With inflation soaring and families facing the worst income squeeze since another oil price shock in the 1970s, the calmer waters Sunak hoped for could be replaced by a tsunami, writes Andrew Grice

Yemen’s Houthi group claimed a drone attack on a refinery in the Saudi capital Riyadh on Thursday morning, which Saudi state media said did not affect oil supplies.

The Iran-aligned Houthi movement targeted a Saudi Aramco refinery in Riyadh using three Samad-3 drones, its military spokesman Yahya Sarea said on Friday. Six Samad-1 drones were also fired at Aramco facilities in the Saudi cities of Jizan and Abha.

The attack caused a small fire in Riyadh that was controlled and did not result in any injuries or casualties, Saudi state news agency SPA reported early on Friday, citing an energy ministry official.

“The refinery's operations and supplies of petroleum and its derivatives were not affected,” the statement said.

Here’s the latest from the Chancellor on the cost-of-living crisis.

“We have provided unprecedented support throughout the pandemic which has put our economy in a strong position to deal with current cost-of-living challenges,” Rishi Sunak said.

“We are continuing to help people where we can, including through over £20 billion of support this financial year and next.

“We know that Russia's invasion of Ukraine is creating significant economic uncertainty and we will continue to monitor its impact on the UK, but it is vital that we stand with the people of Ukraine to uphold our shared values of freedom and democracy, and ensure Putin fails.”

The cuts to excise duty on petrol and diesel introduced in Ireland last night has been “immediately eroded”, a politician has warned, as fuel prices continued to rise.

Sinn Fein TD Pearse Doherty said that many garages were charging over €2 per litre and accused some fuel stations of “engaging in price gouging at a time of crisis”.

Amid concerns about the cost of living, the Irish government has introduced a cut of 20 cent per litre on petrol and 15 cent per litre of diesel, which took effect from midnight on Thursday and will last until 31 August – to an estimated cost of €320m.

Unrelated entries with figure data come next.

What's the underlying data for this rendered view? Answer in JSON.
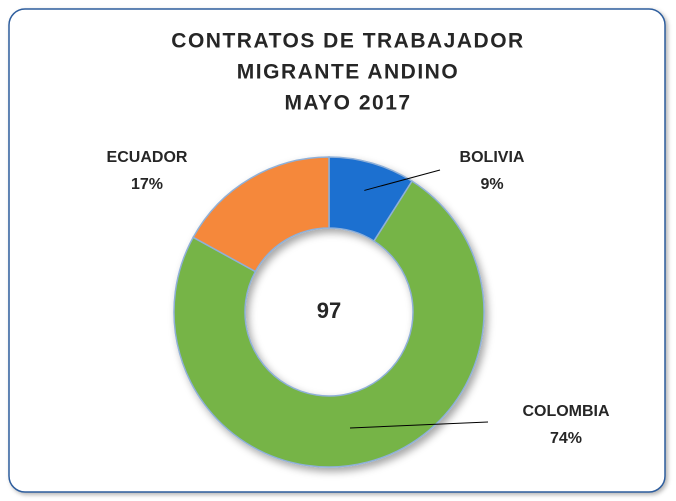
{
  "chart_data": {
    "type": "donut",
    "title": [
      "CONTRATOS DE TRABAJADOR",
      "MIGRANTE ANDINO",
      "MAYO 2017"
    ],
    "center_text": "97",
    "categories": [
      "BOLIVIA",
      "COLOMBIA",
      "ECUADOR"
    ],
    "values": [
      9,
      74,
      17
    ],
    "value_labels": [
      "9%",
      "74%",
      "17%"
    ],
    "colors": [
      "#1f6fd0",
      "#76b447",
      "#f5883a"
    ]
  }
}
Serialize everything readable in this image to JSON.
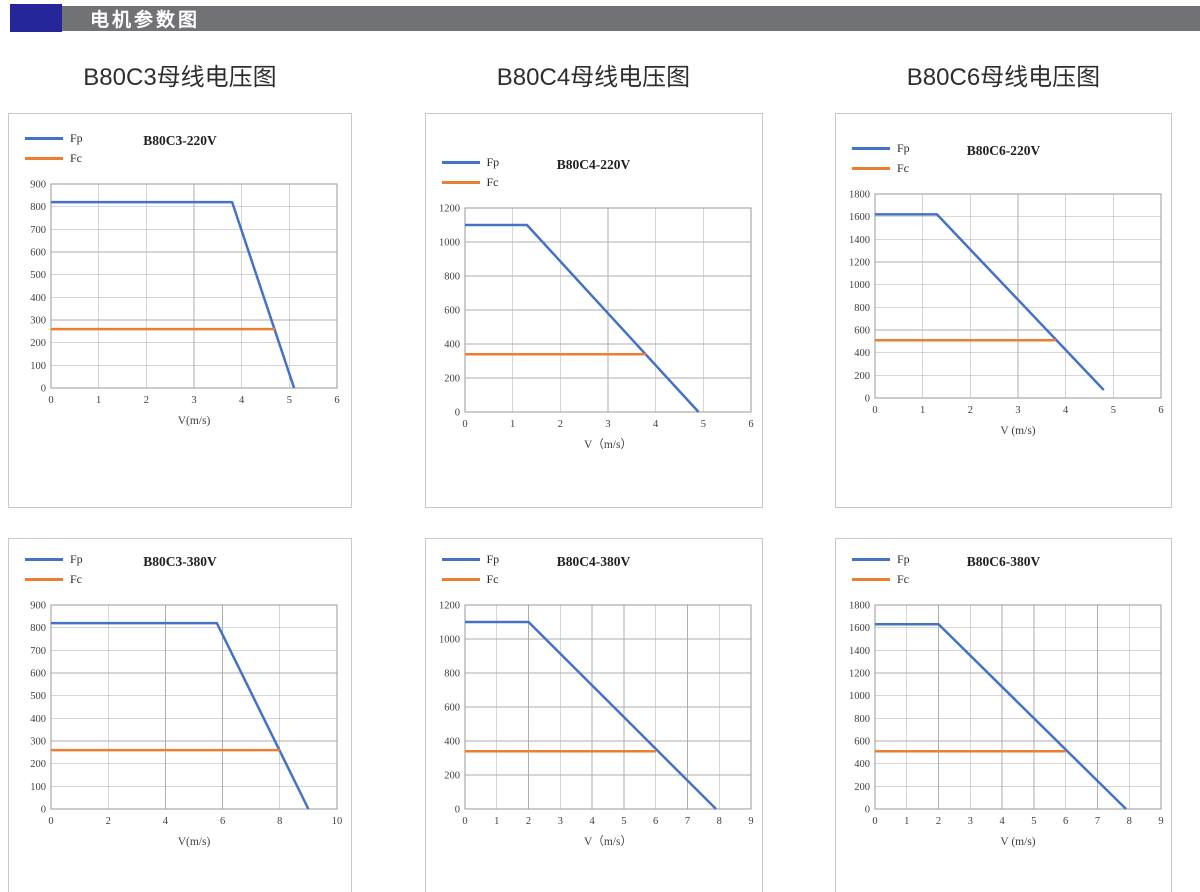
{
  "header": {
    "title": "电机参数图",
    "accent_color": "#26269B",
    "bar_color": "#717276",
    "text_color": "#FFFFFF"
  },
  "colors": {
    "fp": "#4472C4",
    "fc": "#ED7D31",
    "grid": "#ADADAD",
    "plot_border": "#9A9A9A",
    "tick_text": "#3F3F3F",
    "panel_border": "#C9C9C9"
  },
  "chart_data": [
    {
      "type": "line",
      "section_title": "B80C3母线电压图",
      "title": "B80C3-220V",
      "xlabel": "V(m/s)",
      "xlim": [
        0,
        6
      ],
      "xticks": [
        0,
        1,
        2,
        3,
        4,
        5,
        6
      ],
      "ylim": [
        0,
        900
      ],
      "yticks": [
        0,
        100,
        200,
        300,
        400,
        500,
        600,
        700,
        800,
        900
      ],
      "grid": true,
      "legend_position": "top-left",
      "series": [
        {
          "name": "Fp",
          "color_key": "fp",
          "points": [
            [
              0,
              820
            ],
            [
              3.8,
              820
            ],
            [
              5.1,
              0
            ]
          ]
        },
        {
          "name": "Fc",
          "color_key": "fc",
          "points": [
            [
              0,
              260
            ],
            [
              4.7,
              260
            ]
          ]
        }
      ]
    },
    {
      "type": "line",
      "section_title": "B80C4母线电压图",
      "title": "B80C4-220V",
      "xlabel": "V（m/s）",
      "xlim": [
        0,
        6
      ],
      "xticks": [
        0,
        1,
        2,
        3,
        4,
        5,
        6
      ],
      "ylim": [
        0,
        1200
      ],
      "yticks": [
        0,
        200,
        400,
        600,
        800,
        1000,
        1200
      ],
      "grid": true,
      "legend_position": "top-left",
      "series": [
        {
          "name": "Fp",
          "color_key": "fp",
          "points": [
            [
              0,
              1100
            ],
            [
              1.3,
              1100
            ],
            [
              4.9,
              0
            ]
          ]
        },
        {
          "name": "Fc",
          "color_key": "fc",
          "points": [
            [
              0,
              340
            ],
            [
              3.8,
              340
            ]
          ]
        }
      ]
    },
    {
      "type": "line",
      "section_title": "B80C6母线电压图",
      "title": "B80C6-220V",
      "xlabel": "V (m/s)",
      "xlim": [
        0,
        6
      ],
      "xticks": [
        0,
        1,
        2,
        3,
        4,
        5,
        6
      ],
      "ylim": [
        0,
        1800
      ],
      "yticks": [
        0,
        200,
        400,
        600,
        800,
        1000,
        1200,
        1400,
        1600,
        1800
      ],
      "grid": true,
      "legend_position": "top-left",
      "series": [
        {
          "name": "Fp",
          "color_key": "fp",
          "points": [
            [
              0,
              1620
            ],
            [
              1.3,
              1620
            ],
            [
              4.8,
              70
            ]
          ]
        },
        {
          "name": "Fc",
          "color_key": "fc",
          "points": [
            [
              0,
              510
            ],
            [
              3.8,
              510
            ]
          ]
        }
      ]
    },
    {
      "type": "line",
      "section_title": "",
      "title": "B80C3-380V",
      "xlabel": "V(m/s)",
      "xlim": [
        0,
        10
      ],
      "xticks": [
        0,
        2,
        4,
        6,
        8,
        10
      ],
      "ylim": [
        0,
        900
      ],
      "yticks": [
        0,
        100,
        200,
        300,
        400,
        500,
        600,
        700,
        800,
        900
      ],
      "grid": true,
      "legend_position": "top-left",
      "series": [
        {
          "name": "Fp",
          "color_key": "fp",
          "points": [
            [
              0,
              820
            ],
            [
              5.8,
              820
            ],
            [
              9,
              0
            ]
          ]
        },
        {
          "name": "Fc",
          "color_key": "fc",
          "points": [
            [
              0,
              260
            ],
            [
              8,
              260
            ]
          ]
        }
      ]
    },
    {
      "type": "line",
      "section_title": "",
      "title": "B80C4-380V",
      "xlabel": "V（m/s）",
      "xlim": [
        0,
        9
      ],
      "xticks": [
        0,
        1,
        2,
        3,
        4,
        5,
        6,
        7,
        8,
        9
      ],
      "ylim": [
        0,
        1200
      ],
      "yticks": [
        0,
        200,
        400,
        600,
        800,
        1000,
        1200
      ],
      "grid": true,
      "legend_position": "top-left",
      "series": [
        {
          "name": "Fp",
          "color_key": "fp",
          "points": [
            [
              0,
              1100
            ],
            [
              2,
              1100
            ],
            [
              7.9,
              0
            ]
          ]
        },
        {
          "name": "Fc",
          "color_key": "fc",
          "points": [
            [
              0,
              340
            ],
            [
              6,
              340
            ]
          ]
        }
      ]
    },
    {
      "type": "line",
      "section_title": "",
      "title": "B80C6-380V",
      "xlabel": "V (m/s)",
      "xlim": [
        0,
        9
      ],
      "xticks": [
        0,
        1,
        2,
        3,
        4,
        5,
        6,
        7,
        8,
        9
      ],
      "ylim": [
        0,
        1800
      ],
      "yticks": [
        0,
        200,
        400,
        600,
        800,
        1000,
        1200,
        1400,
        1600,
        1800
      ],
      "grid": true,
      "legend_position": "top-left",
      "series": [
        {
          "name": "Fp",
          "color_key": "fp",
          "points": [
            [
              0,
              1630
            ],
            [
              2,
              1630
            ],
            [
              7.9,
              0
            ]
          ]
        },
        {
          "name": "Fc",
          "color_key": "fc",
          "points": [
            [
              0,
              510
            ],
            [
              6,
              510
            ]
          ]
        }
      ]
    }
  ]
}
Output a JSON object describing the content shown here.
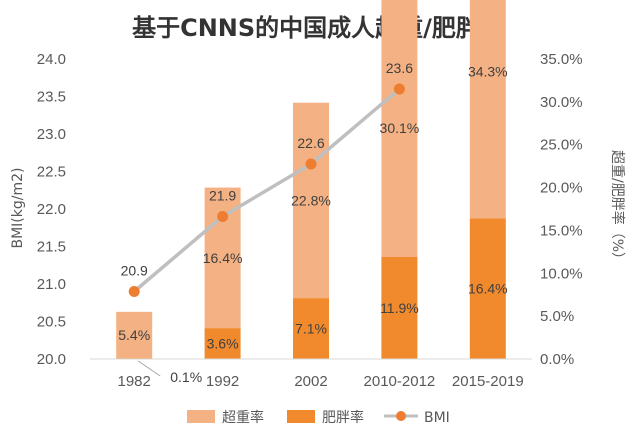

“The price in most filling stations this morning is more than what they were on Tuesday morning,” Mr Doherty said in the Dail. “The reduction has been immediately eroded and that is the likely trajectory.

“Prices are going to continue to go up and up. It’s something that ordinary workers, ordinary families simply can't afford because it comes on top of already skyrocketing cost of living. People are panicking out there. People are struggling ... half measures simply doesn't cut it. You could have done more.”